Take the second derivative. If the seconnd derivative \(f^{''}(x) is \ge 0\), then f(x) ix convet.

\(f(x) = x^2 + e^x + 2x^4 + 1\)

\(f^{'}(x) = 2x + e^x + 8x^3\)
\(f^{''}(x) = 2 + e^x + 24x^2 \ge 0\)

Then \(x^2 + e^x + 2x^4 + 1\) is convex.

Ex. 2

Find Mean

\(E(x) \ = \int_{0}^{\infty} t\lambda e^{-\lambda t} \; dt\)
= \(\int_{0}^{\infty} t\ e^{-\lambda t} \; d(\lambda t)\)
= \(\int_{0}^{\infty} -t\; d( e^{-\lambda t} )\)
= \(\int_{0}^{\infty}e^{-\lambda t}dt - \ t e^{-\lambda t}|_{0}^{\infty}\)
= \(\int_{0}^{\infty}e^{-\lambda t}dt -0\)
= \(\frac{1}{\lambda}\)

Find Variance \(EX^2 =\int_{0}^{\infty} t^2\lambda e^{-\lambda t} \; dt\)
= \(\frac{1}{\lambda^2}\int_{0}^{\infty}x^2e^{-x}\:dx\)
= \(\frac{1}{\lambda^2}[-2e^{-x}-2xe^{-y}-x^2e^{-x}]_{0}^{\infty}\)
= \(\frac{2}{\lambda^2}\)

\(Var(X) = EX^2 - (EX)^2\)
= \(\frac{2}{\lambda^2} - \frac{1}{\lambda^2}\)
= \(\frac{1}{\lambda^2}\)

Ex. 3

Q1 <- dpois(4, lambda = 4)
Q1
## [1] 0.1953668

The probability of exactly 4 typos is 0.195.

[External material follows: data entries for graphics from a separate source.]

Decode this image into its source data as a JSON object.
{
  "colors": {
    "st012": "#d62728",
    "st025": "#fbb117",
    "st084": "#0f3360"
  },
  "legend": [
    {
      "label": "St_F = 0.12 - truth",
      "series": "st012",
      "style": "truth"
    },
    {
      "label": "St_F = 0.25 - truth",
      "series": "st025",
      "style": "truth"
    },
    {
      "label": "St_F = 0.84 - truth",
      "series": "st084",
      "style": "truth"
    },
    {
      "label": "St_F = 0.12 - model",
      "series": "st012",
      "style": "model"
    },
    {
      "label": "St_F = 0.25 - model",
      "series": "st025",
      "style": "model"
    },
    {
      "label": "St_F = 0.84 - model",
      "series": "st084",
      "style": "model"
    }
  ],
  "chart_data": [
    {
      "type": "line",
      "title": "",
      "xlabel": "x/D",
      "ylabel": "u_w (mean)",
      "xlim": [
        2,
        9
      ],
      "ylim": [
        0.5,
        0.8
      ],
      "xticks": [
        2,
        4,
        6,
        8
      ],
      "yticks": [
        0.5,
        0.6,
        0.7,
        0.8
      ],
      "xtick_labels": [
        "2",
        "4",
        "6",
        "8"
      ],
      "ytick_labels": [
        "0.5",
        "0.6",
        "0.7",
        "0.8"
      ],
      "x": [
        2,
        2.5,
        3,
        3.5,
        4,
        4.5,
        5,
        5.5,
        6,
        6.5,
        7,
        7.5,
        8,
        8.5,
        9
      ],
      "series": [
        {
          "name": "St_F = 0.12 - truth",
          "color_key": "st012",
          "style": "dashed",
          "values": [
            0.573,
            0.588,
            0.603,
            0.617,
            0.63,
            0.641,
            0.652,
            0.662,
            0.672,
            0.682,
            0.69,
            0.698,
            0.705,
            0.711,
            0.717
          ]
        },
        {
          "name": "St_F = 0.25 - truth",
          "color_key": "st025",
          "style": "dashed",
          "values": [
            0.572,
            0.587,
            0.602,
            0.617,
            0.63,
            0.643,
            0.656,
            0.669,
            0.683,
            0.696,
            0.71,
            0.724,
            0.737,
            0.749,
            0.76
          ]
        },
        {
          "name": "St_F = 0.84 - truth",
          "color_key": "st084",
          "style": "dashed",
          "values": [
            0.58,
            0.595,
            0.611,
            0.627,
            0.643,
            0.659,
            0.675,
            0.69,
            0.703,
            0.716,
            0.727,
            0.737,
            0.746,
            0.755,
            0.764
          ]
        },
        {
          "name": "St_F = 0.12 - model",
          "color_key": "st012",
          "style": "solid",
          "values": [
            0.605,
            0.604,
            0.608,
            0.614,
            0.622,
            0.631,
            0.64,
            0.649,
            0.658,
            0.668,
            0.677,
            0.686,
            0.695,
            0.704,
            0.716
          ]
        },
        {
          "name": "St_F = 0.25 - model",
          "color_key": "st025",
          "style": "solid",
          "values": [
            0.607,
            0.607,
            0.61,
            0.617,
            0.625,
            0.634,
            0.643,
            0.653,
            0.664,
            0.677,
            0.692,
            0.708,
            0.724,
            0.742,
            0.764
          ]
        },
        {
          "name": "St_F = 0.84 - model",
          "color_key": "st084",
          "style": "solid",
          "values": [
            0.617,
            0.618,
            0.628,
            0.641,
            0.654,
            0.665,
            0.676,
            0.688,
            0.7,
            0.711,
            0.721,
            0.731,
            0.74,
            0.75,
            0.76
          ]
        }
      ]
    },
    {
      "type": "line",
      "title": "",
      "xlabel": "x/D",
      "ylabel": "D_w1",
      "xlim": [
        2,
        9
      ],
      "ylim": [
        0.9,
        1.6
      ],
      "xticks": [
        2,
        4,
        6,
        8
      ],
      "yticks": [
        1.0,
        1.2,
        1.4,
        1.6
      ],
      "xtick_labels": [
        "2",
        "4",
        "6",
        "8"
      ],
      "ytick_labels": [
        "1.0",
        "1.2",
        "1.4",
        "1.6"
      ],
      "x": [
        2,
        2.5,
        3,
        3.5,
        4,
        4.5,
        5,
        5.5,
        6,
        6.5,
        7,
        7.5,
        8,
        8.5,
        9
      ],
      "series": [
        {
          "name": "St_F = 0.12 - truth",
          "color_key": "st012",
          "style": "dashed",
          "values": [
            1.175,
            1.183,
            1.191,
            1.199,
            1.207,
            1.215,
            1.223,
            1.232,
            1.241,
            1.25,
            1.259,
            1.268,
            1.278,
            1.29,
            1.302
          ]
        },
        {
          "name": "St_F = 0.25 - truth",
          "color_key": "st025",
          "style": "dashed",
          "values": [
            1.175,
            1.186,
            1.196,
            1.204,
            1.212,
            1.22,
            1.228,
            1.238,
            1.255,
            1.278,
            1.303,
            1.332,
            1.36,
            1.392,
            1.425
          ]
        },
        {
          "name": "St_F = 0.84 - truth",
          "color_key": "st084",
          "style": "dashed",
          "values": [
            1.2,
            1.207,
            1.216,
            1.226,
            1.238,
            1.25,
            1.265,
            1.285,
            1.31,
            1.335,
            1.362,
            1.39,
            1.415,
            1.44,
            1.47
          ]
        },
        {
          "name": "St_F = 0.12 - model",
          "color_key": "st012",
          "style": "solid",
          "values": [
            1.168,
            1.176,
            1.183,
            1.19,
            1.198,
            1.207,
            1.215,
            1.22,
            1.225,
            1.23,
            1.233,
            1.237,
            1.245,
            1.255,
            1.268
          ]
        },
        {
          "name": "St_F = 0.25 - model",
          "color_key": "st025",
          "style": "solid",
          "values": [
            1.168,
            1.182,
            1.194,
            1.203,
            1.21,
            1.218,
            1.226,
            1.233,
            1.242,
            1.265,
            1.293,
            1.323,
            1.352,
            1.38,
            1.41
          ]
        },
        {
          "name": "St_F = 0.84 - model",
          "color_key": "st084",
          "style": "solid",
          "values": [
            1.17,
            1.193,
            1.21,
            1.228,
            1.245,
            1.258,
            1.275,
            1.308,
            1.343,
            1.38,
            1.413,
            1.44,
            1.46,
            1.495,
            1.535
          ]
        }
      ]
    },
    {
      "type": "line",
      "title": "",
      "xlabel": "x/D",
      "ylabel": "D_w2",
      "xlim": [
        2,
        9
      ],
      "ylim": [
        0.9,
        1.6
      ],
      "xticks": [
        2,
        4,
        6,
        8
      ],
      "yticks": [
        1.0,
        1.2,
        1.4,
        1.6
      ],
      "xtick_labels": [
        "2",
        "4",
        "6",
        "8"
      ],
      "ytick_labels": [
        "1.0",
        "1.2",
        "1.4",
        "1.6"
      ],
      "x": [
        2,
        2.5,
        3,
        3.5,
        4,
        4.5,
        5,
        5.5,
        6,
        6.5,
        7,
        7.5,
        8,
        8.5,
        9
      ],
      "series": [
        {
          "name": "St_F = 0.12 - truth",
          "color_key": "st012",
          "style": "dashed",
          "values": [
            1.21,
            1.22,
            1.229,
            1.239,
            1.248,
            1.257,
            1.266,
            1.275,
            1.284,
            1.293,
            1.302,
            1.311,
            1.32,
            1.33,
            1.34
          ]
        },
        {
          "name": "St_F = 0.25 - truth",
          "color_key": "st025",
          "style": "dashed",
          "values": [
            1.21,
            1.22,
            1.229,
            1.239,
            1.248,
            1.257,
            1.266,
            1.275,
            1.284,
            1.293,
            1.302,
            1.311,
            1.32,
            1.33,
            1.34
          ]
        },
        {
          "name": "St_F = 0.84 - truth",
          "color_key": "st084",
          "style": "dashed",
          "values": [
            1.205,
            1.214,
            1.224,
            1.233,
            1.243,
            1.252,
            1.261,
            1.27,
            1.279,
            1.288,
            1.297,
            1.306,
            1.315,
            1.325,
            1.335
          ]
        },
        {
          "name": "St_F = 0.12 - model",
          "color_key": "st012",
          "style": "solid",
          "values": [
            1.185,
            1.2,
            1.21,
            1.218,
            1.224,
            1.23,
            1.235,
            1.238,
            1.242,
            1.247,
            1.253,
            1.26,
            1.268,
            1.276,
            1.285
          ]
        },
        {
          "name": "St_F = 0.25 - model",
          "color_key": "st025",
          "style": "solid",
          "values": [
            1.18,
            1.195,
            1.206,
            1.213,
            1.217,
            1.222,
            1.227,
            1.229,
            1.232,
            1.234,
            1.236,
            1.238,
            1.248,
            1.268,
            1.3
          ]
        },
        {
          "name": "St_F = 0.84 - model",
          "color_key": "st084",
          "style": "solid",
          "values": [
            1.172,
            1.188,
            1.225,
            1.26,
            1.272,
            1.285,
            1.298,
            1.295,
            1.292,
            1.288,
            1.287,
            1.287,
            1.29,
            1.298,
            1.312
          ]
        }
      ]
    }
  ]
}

Q2 <- dpois(0, lambda = 4)
Q2
## [1] 0.01831564

The probabbility of no typo at all is 0.0183.

samples <- 1:1000
Q3 <- rpois(1000, lambda = 4)
hist(Q3)

Above is the histogram of 1000 samples with \(\lambda=4\).